20. Pesquise sobre o contexto histórico e social da época em que se passa a história de "Dom Casmurro" e relacione com as motivações da dissimulação apresentada no trecho.

GABARITO
Este gabarito oferece direcionamentos para a análise e discussão, mas as respostas dos alunos podem variar, desde que bem fundamentadas.

1. Capitu e Bentinho precisam manter seu relacionamento amoroso em segredo devido ao plano de D. Glória de enviar Bentinho para o seminário.
2. Capitu e Bentinho.
3. O desejo de D. Glória de que Bentinho se torne padre e a desconfiança de José Dias.
4. Dissimulação: Ato de ocultar ou disfarçar sentimentos, intenções ou a verdade para evitar suspeitas ou alcançar um objetivo. No trecho, Capitu e Bentinho precisam esconder seu amor para poderem ficar juntos no futuro.
5. Ela aconselha Bentinho a ir embora mais cedo de sua casa, justificando com o desejo da mãe dele de passar tempo com o filho, mas possivelmente para evitar que fiquem muito tempo sozinhos e levantar suspeitas.
6. Capitu impede Bentinho de confiar em Escobar, alegando que ele não é amigo dela e que o segredo pertence a ambos.
7. Na presença de D. Glória e D. Justina, Capitu se mostra alegre e concorda com a ideia de Bentinho ser padre, demonstrando convicção para afastar as suspeitas levantadas por José Dias.
8. A fala de Capitu revela sua inteligência estratégica e sua capacidade de pensar nas consequências de suas ações. Ela entende que precisam parecer alinhados com os desejos de D. Glória e D. Justina para evitar uma separação.

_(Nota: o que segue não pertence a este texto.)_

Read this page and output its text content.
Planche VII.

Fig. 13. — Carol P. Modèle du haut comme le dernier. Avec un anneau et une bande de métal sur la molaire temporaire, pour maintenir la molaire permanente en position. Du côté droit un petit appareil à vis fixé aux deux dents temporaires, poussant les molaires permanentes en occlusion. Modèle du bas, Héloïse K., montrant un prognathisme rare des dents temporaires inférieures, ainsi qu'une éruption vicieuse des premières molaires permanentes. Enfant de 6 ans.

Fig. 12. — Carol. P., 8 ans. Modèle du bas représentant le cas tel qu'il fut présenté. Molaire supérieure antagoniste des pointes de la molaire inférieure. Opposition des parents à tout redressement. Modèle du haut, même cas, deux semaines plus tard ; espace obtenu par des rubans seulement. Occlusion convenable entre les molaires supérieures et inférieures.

9. Bentinho inicialmente aceita a orientação de Capitu, demonstrando uma certa submissão ou confiança na inteligência dela. Isso sugere uma dependência emocional e talvez uma menor capacidade de articulação estratégica.
10. A justificativa de Capitu para que ele fosse embora mais cedo parece plausível para Bentinho, mas pode esconder a intenção de evitar momentos íntimos que poderiam ser percebidos.

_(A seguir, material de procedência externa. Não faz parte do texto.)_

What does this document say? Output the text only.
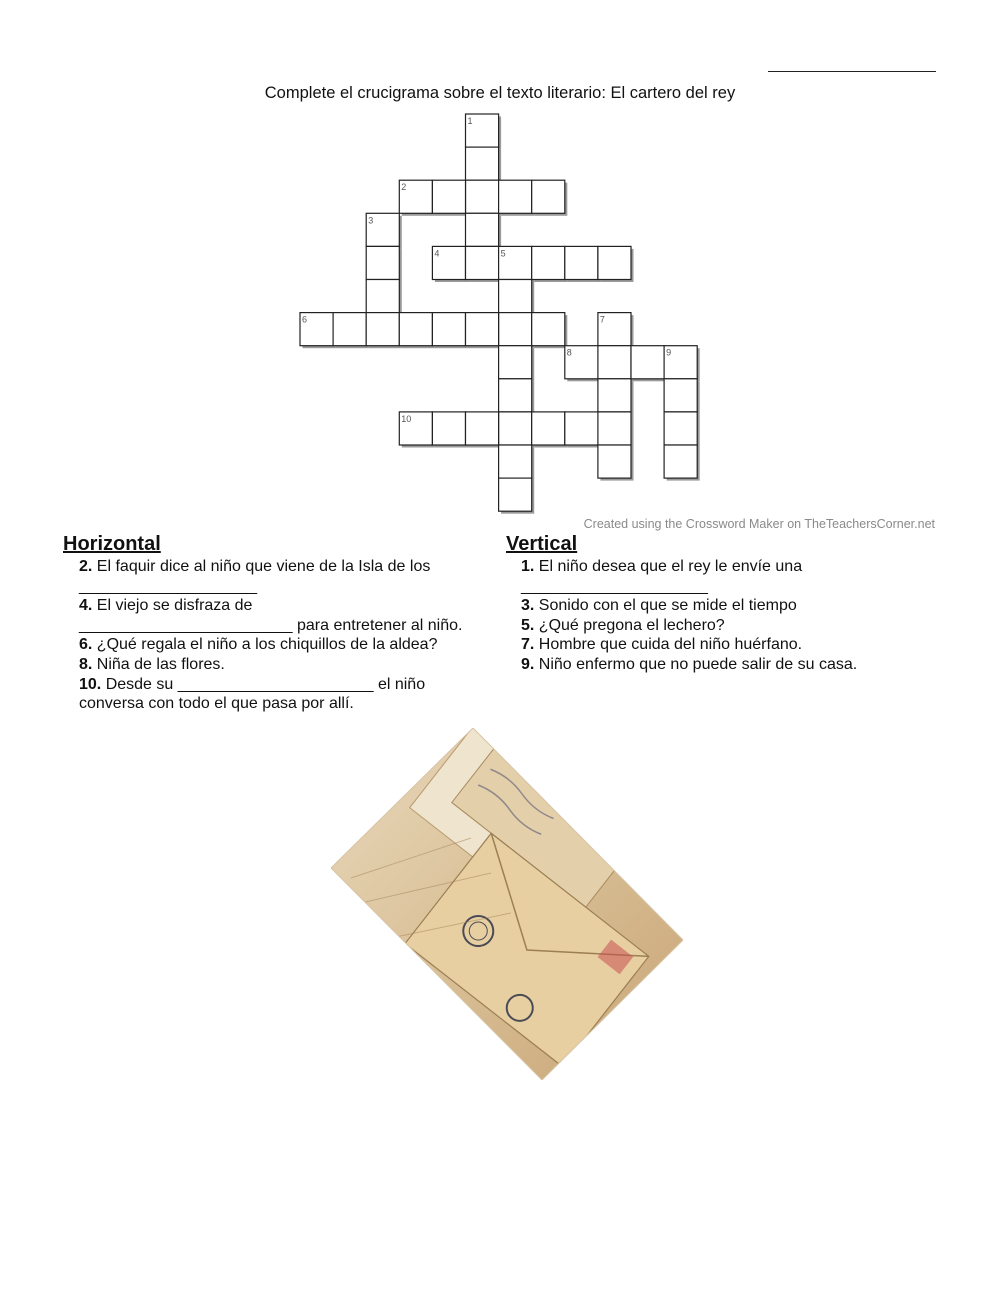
Complete el crucigrama sobre el texto literario: El cartero del rey
1
2
3
4	5
6	7
8	9
10
Created using the Crossword Maker on TheTeachersCorner.net
Horizontal	Vertical

2. El faquir dice al niño que viene de la Isla de los
____________________

4. El viejo se disfraza de
________________________ para entretener al niño.

6. ¿Qué regala el niño a los chiquillos de la aldea?

8. Niña de las flores.

10. Desde su ______________________ el niño
conversa con todo el que pasa por allí.

1. El niño desea que el rey le envíe una
_____________________

3. Sonido con el que se mide el tiempo

5. ¿Qué pregona el lechero?

7. Hombre que cuida del niño huérfano.

9. Niño enfermo que no puede salir de su casa.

11. Bentinho inicialmente não gosta da convicção de Capitu ao concordar com seu futuro como padre, pois isso parece negar seus sentimentos. No entanto, ao perceber a estratégia por trás da fala dela, ele se alegra e elogia sua astúcia, mostrando sua aceitação da dissimulação como meio para ficarem juntos.

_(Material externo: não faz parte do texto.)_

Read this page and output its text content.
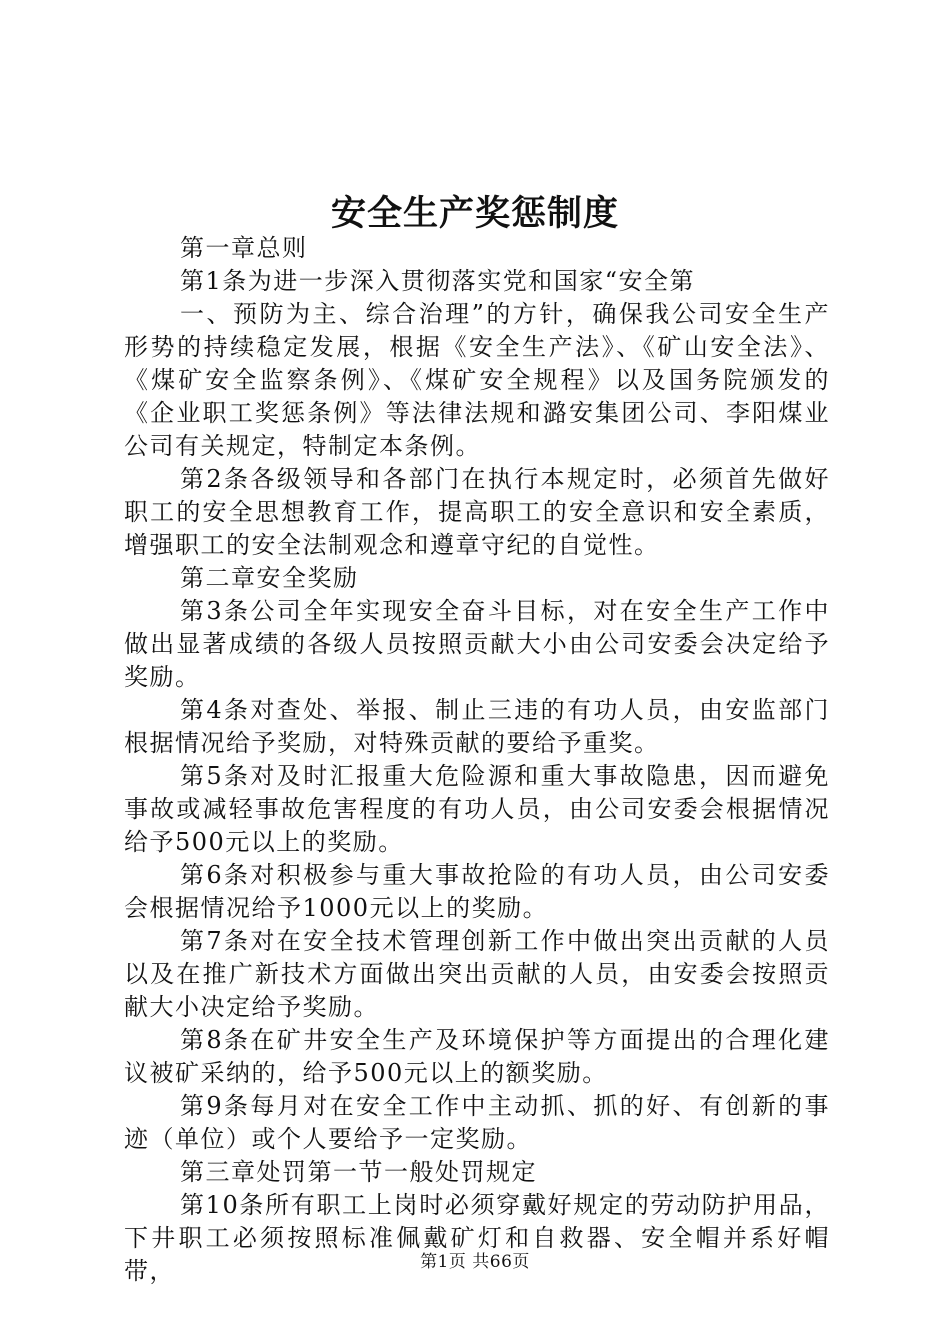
安全生产奖惩制度

第一章总则

第1条为进一步深入贯彻落实党和国家“安全第

一、预防为主、综合治理”的方针，确保我公司安全生产形势的持续稳定发展，根据《安全生产法》、《矿山安全法》、《煤矿安全监察条例》、《煤矿安全规程》以及国务院颁发的《企业职工奖惩条例》等法律法规和潞安集团公司、李阳煤业公司有关规定，特制定本条例。

第2条各级领导和各部门在执行本规定时，必须首先做好职工的安全思想教育工作，提高职工的安全意识和安全素质，增强职工的安全法制观念和遵章守纪的自觉性。

第二章安全奖励

第3条公司全年实现安全奋斗目标，对在安全生产工作中做出显著成绩的各级人员按照贡献大小由公司安委会决定给予奖励。

第4条对查处、举报、制止三违的有功人员，由安监部门根据情况给予奖励，对特殊贡献的要给予重奖。

第5条对及时汇报重大危险源和重大事故隐患，因而避免事故或减轻事故危害程度的有功人员，由公司安委会根据情况给予500元以上的奖励。

第6条对积极参与重大事故抢险的有功人员，由公司安委会根据情况给予1000元以上的奖励。

第7条对在安全技术管理创新工作中做出突出贡献的人员以及在推广新技术方面做出突出贡献的人员，由安委会按照贡献大小决定给予奖励。

第8条在矿井安全生产及环境保护等方面提出的合理化建议被矿采纳的，给予500元以上的额奖励。

第9条每月对在安全工作中主动抓、抓的好、有创新的事迹（单位）或个人要给予一定奖励。

第三章处罚第一节一般处罚规定

第10条所有职工上岗时必须穿戴好规定的劳动防护用品，下井职工必须按照标准佩戴矿灯和自救器、安全帽并系好帽带，	第1页 共66页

12. A conclusão de Bentinho ("vamos enganar toda esta gente") sela a cumplicidade entre os dois e demonstra sua adesão ao plano de dissimulação para concretizar seu amor.
13. D. Glória tem uma forte expectativa de que Bentinho se torne padre, vendo nisso uma realização e um futuro para o filho.
14. José Dias parece manter uma certa desconfiança em relação à vocação de Bentinho, possivelmente percebendo o afeto entre ele e Capitu. Sua falta de sorriso à fala dela pode indicar essa dúvida.
15. O olhar interrogativo de prima Justina sugere que ela percebe a possível insinceridade na fala de Capitu e desconfia dos verdadeiros sentimentos entre os jovens.
16. A dissimulação é crucial para a manutenção do relacionamento, pois a concretização do plano de D. Glória de enviar Bentinho para o seminário impediria qualquer futuro juntos.
17. Os riscos da dissimulação incluem a possibilidade de serem descobertos, a necessidade de manter uma constante vigilância sobre suas falas e ações, e o potencial para gerar ressentimento ou desconfiança entre os envolvidos.
18. Este trecho contribui para a construção da complexidade dos personagens ao revelar suas estratégias, motivações ocultas e a dinâmica de poder na relação entre Capitu e Bentinho. A perspicácia de Capitu contrasta com a certa ingenuidade de Bentinho, e a desconfiança dos outros personagens adiciona tensão à narrativa.
19. Resposta pessoal. Exemplo: A linguagem é sutil, com as verdadeiras intenções dos personagens muitas vezes subentendidas nas entrelinhas dos diálogos e nas descrições dos narrador. Há uma ironia sutil na forma como Bentinho relata os eventos, muitas vezes sem perceber totalmente as manipulações de Capitu ou as desconfianças dos outros. A "graça" da fala de Capitu sobre se casar com o Padre Bentinho, que diverte tio Cosme mas não José Dias, é um exemplo de ironia situacional. 
A narração em primeira pessoa de Bentinho é fundamental, pois somos apresentados aos eventos através de sua perspectiva limitada e muitas vezes ingênua, o que contribui para a ambiguidade da narrativa e nos força a inferir as verdadeiras motivações dos outros personagens, especialmente Capitu.
20. Resposta pessoal.

Lembre-se de enfatizar que a interpretação literária é um processo subjetivo e que diferentes leituras são válidas, desde que fundamentadas no texto. O objetivo principal é estimular o pensamento crítico e a capacidade de análise dos alunos.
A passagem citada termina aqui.